Hey there, time traveller!
This article was published 4/5/2015 (809 days ago), so information in it may no longer be current.
Holley a fine ombudsman
During the three years and four months that Mel Holley has been Manitoba's acting ombudsman, he has done a good job of promoting openness, fairness and accountability in government policy and services (New ombudsman named, April 30).
Holley was persistent and diligent in investigating complaints into a 2012 rally in the legislative building that was organized from the highest levels of the Manitoba Immigration Department. The NDP government took the line that it was just an educational effort but the ombudsman's office checked hundreds of records, interviewed many people involved and presented a new truth in its report to Manitobans.
Similarly, the office investigated why senior officials in the Immigration Department 'overlooked' a key email record the opposition had requested under freedom of information legislation. In the March 11 Free Press op-ed Security, privacy can live together, Holley explained why the federal Conservative's Bill C-51, anti-terrorism bill, is so intrusive into the privacy of Canadians and how the bill could be improved. Canadians and their parliamentarians have been warned and given sound advice.
Thank you, Mel Holley, and best wishes for a fulfilling retirement.
Privacy outrage selective
Reading Cameras face criticism (April 30), I found it ironic that there are concerns for the right to privacy for citizens in a public setting, while at the same time the federal government is falling over itself to pass a half-baked anti-terrorism law that rides roughshod over many of our democratic rights as set out in the Charter of Rights and Freedoms.
New city CAO hamstrung
Because of his former provincial position, Doug McNeil, the city's new CAO, cannot be involved in any discussion involving infrastructure, one of the most important files at city hall, for one year (Cooling-off period ties up new CAO, April 30).
McNeil is not even allowed to be in the room when major issues are discussed. Clearly there was a very limited pool of applicants for the city's CAO position.
Budget missing boreal protection
While budgets increased in many provincial government departments, the latest provincial budget dealt another decrease to Conservation and Water Stewardship (CWS).
This is curious, as an enlarged investment in the Health Department should trigger an increase in CWS if our approach to human well-being is to be holistic. As health care in Manitoba tends to focus on management and cures of ills, wise environmental protection and management helps prevent ailments from occurring in the first place.
In Manitoba, we have part of the largest intact section of boreal forest on Earth -- the world's largest source of unfrozen fresh water, the northern lungs of the planet, and its carbon stores help to slow global climate change. For the sake of human health and wildlife, it is imperative environmental protection does not take a back seat in times of financial constraint. We must always place top priority on caring for the hand that feeds us.

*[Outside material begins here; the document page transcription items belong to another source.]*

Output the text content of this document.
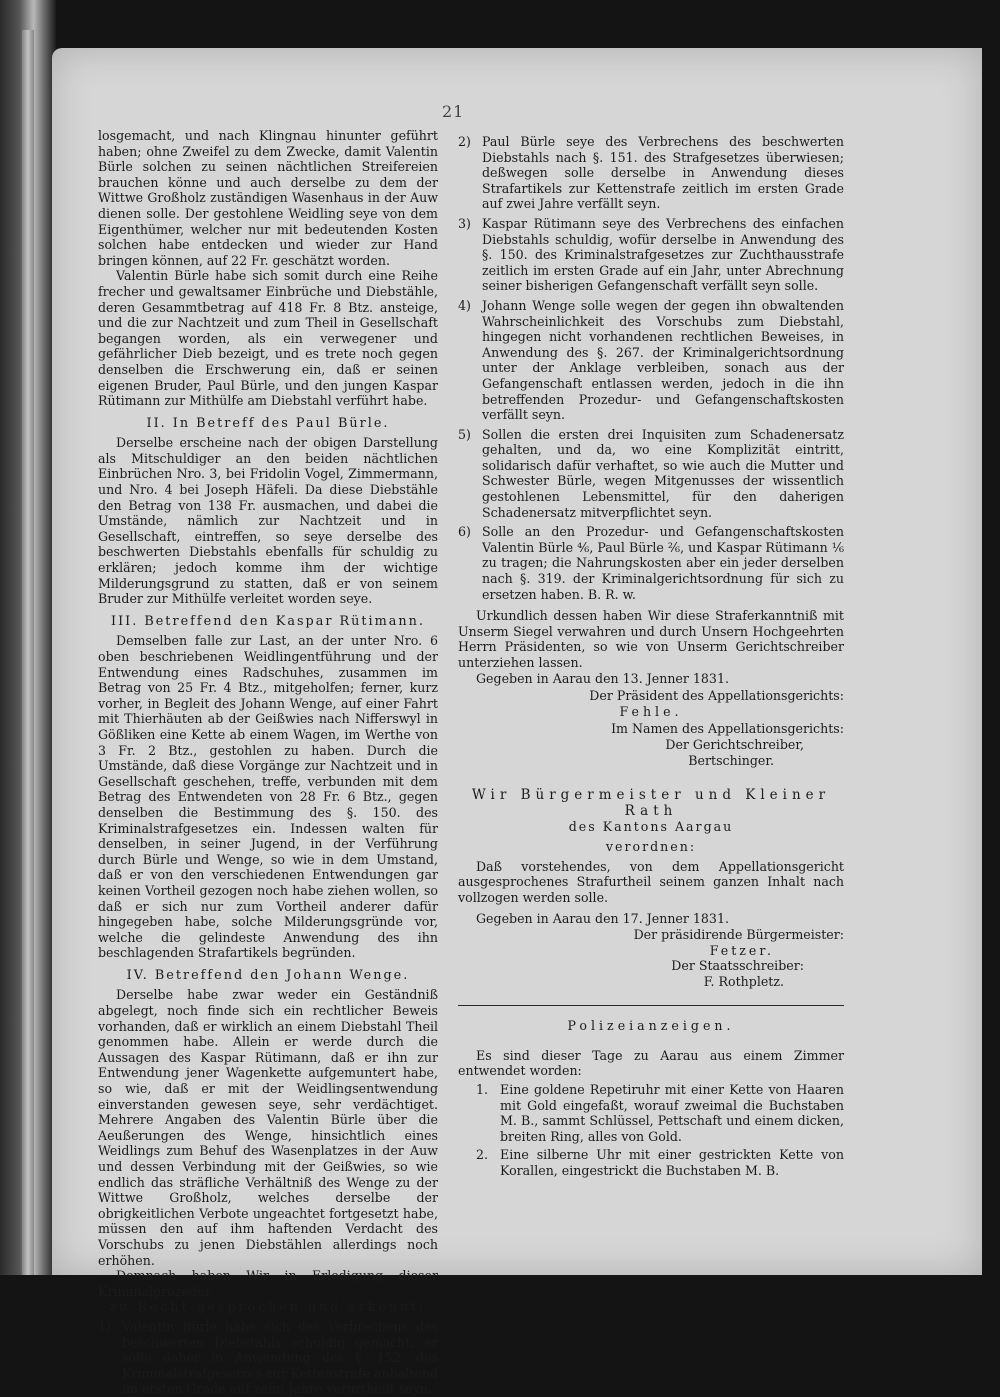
21

losgemacht, und nach Klingnau hinunter geführt haben; ohne Zweifel zu dem Zwecke, damit Valentin Bürle solchen zu seinen nächtlichen Streifereien brauchen könne und auch derselbe zu dem der Wittwe Großholz zuständigen Wasenhaus in der Auw dienen solle. Der gestohlene Weidling seye von dem Eigenthümer, welcher nur mit bedeutenden Kosten solchen habe entdecken und wieder zur Hand bringen können, auf 22 Fr. geschätzt worden.

Valentin Bürle habe sich somit durch eine Reihe frecher und gewaltsamer Einbrüche und Diebstähle, deren Gesammtbetrag auf 418 Fr. 8 Btz. ansteige, und die zur Nachtzeit und zum Theil in Gesellschaft begangen worden, als ein verwegener und gefährlicher Dieb bezeigt, und es trete noch gegen denselben die Erschwerung ein, daß er seinen eigenen Bruder, Paul Bürle, und den jungen Kaspar Rütimann zur Mithülfe am Diebstahl verführt habe.

II. In Betreff des Paul Bürle.

Derselbe erscheine nach der obigen Darstellung als Mitschuldiger an den beiden nächtlichen Einbrüchen Nro. 3, bei Fridolin Vogel, Zimmermann, und Nro. 4 bei Joseph Häfeli. Da diese Diebstähle den Betrag von 138 Fr. ausmachen, und dabei die Umstände, nämlich zur Nachtzeit und in Gesellschaft, eintreffen, so seye derselbe des beschwerten Diebstahls ebenfalls für schuldig zu erklären; jedoch komme ihm der wichtige Milderungsgrund zu statten, daß er von seinem Bruder zur Mithülfe verleitet worden seye.

III. Betreffend den Kaspar Rütimann.

Demselben falle zur Last, an der unter Nro. 6 oben beschriebenen Weidlingentführung und der Entwendung eines Radschuhes, zusammen im Betrag von 25 Fr. 4 Btz., mitgeholfen; ferner, kurz vorher, in Begleit des Johann Wenge, auf einer Fahrt mit Thierhäuten ab der Geißwies nach Nifferswyl in Gößliken eine Kette ab einem Wagen, im Werthe von 3 Fr. 2 Btz., gestohlen zu haben. Durch die Umstände, daß diese Vorgänge zur Nachtzeit und in Gesellschaft geschehen, treffe, verbunden mit dem Betrag des Entwendeten von 28 Fr. 6 Btz., gegen denselben die Bestimmung des §. 150. des Kriminalstrafgesetzes ein. Indessen walten für denselben, in seiner Jugend, in der Verführung durch Bürle und Wenge, so wie in dem Umstand, daß er von den verschiedenen Entwendungen gar keinen Vortheil gezogen noch habe ziehen wollen, so daß er sich nur zum Vortheil anderer dafür hingegeben habe, solche Milderungsgründe vor, welche die gelindeste Anwendung des ihn beschlagenden Strafartikels begründen.

IV. Betreffend den Johann Wenge.

Derselbe habe zwar weder ein Geständniß abgelegt, noch finde sich ein rechtlicher Beweis vorhanden, daß er wirklich an einem Diebstahl Theil genommen habe. Allein er werde durch die Aussagen des Kaspar Rütimann, daß er ihn zur Entwendung jener Wagenkette aufgemuntert habe, so wie, daß er mit der Weidlingsentwendung einverstanden gewesen seye, sehr verdächtiget. Mehrere Angaben des Valentin Bürle über die Aeußerungen des Wenge, hinsichtlich eines Weidlings zum Behuf des Wasenplatzes in der Auw und dessen Verbindung mit der Geißwies, so wie endlich das sträfliche Verhältniß des Wenge zu der Wittwe Großholz, welches derselbe der obrigkeitlichen Verbote ungeachtet fortgesetzt habe, müssen den auf ihm haftenden Verdacht des Vorschubs zu jenen Diebstählen allerdings noch erhöhen.

Demnach haben Wir in Erledigung dieser Kriminalprozedur

zu Recht gesprochen und erkennt:

1) Valentin Bürle habe sich des Verbrechens des beschwerten Diebstahls schuldig gemacht; er solle daher in Anwendung des §. 152. des Kriminalstrafgesetzes zur Kettenstrafe anhaltend im ersten Grade auf zehn Jahre verurtheilt seyn.

2) Paul Bürle seye des Verbrechens des beschwerten Diebstahls nach §. 151. des Strafgesetzes überwiesen; deßwegen solle derselbe in Anwendung dieses Strafartikels zur Kettenstrafe zeitlich im ersten Grade auf zwei Jahre verfällt seyn.

3) Kaspar Rütimann seye des Verbrechens des einfachen Diebstahls schuldig, wofür derselbe in Anwendung des §. 150. des Kriminalstrafgesetzes zur Zuchthausstrafe zeitlich im ersten Grade auf ein Jahr, unter Abrechnung seiner bisherigen Gefangenschaft verfällt seyn solle.

4) Johann Wenge solle wegen der gegen ihn obwaltenden Wahrscheinlichkeit des Vorschubs zum Diebstahl, hingegen nicht vorhandenen rechtlichen Beweises, in Anwendung des §. 267. der Kriminalgerichtsordnung unter der Anklage verbleiben, sonach aus der Gefangenschaft entlassen werden, jedoch in die ihn betreffenden Prozedur- und Gefangenschaftskosten verfällt seyn.

5) Sollen die ersten drei Inquisiten zum Schadenersatz gehalten, und da, wo eine Komplizität eintritt, solidarisch dafür verhaftet, so wie auch die Mutter und Schwester Bürle, wegen Mitgenusses der wissentlich gestohlenen Lebensmittel, für den daherigen Schadenersatz mitverpflichtet seyn.

6) Solle an den Prozedur- und Gefangenschaftskosten Valentin Bürle ⁴⁄₆, Paul Bürle ²⁄₆, und Kaspar Rütimann ¹⁄₆ zu tragen; die Nahrungskosten aber ein jeder derselben nach §. 319. der Kriminalgerichtsordnung für sich zu ersetzen haben. B. R. w.

Urkundlich dessen haben Wir diese Straferkanntniß mit Unserm Siegel verwahren und durch Unsern Hochgeehrten Herrn Präsidenten, so wie von Unserm Gerichtschreiber unterziehen lassen.

Gegeben in Aarau den 13. Jenner 1831.

Der Präsident des Appellationsgerichts:

Fehle.

Im Namen des Appellationsgerichts:

Der Gerichtschreiber,

Bertschinger.

Wir Bürgermeister und Kleiner Rath

des Kantons Aargau

verordnen:

Daß vorstehendes, von dem Appellationsgericht ausgesprochenes Strafurtheil seinem ganzen Inhalt nach vollzogen werden solle.

Gegeben in Aarau den 17. Jenner 1831.

Der präsidirende Bürgermeister:

Fetzer.

Der Staatsschreiber:

F. Rothpletz.

Polizeianzeigen.

Es sind dieser Tage zu Aarau aus einem Zimmer entwendet worden:

1. Eine goldene Repetiruhr mit einer Kette von Haaren mit Gold eingefaßt, worauf zweimal die Buchstaben M. B., sammt Schlüssel, Pettschaft und einem dicken, breiten Ring, alles von Gold.

2. Eine silberne Uhr mit einer gestrickten Kette von Korallen, eingestrickt die Buchstaben M. B.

In 2007, more than 1,500 scientists from around the world wrote Canadian governments a letter indicating we must protect at least 50 per cent of the boreal for it to remain fully functioning in providing the services we need for survival.
According to a Probe Research poll conducted in February of this year, nearly nine out of 10 Manitobans said at least half of the boreal region should remain free from development.
To date, Manitoba has only protected about 10 per cent of our boreal lands and waters.
Executive director, Canadian Parks & Wilderness
Society, Manitoba chapter
Punishing drivers not cut and dry
Letter writer Al Yakimchuk should realize MPI does not issue nor rescind drivers licences or confiscate cars (New driver law a cash grab, Letters, April 30).
And let's not forget about all the people who continue to drive without a licence or proper registration -- there are plenty of them, as well.
Black market value confusing
Re: Black markets total $42.4B (April 30). If they're black markets, how does Statistics Canada know how much they're worth? Just wondering.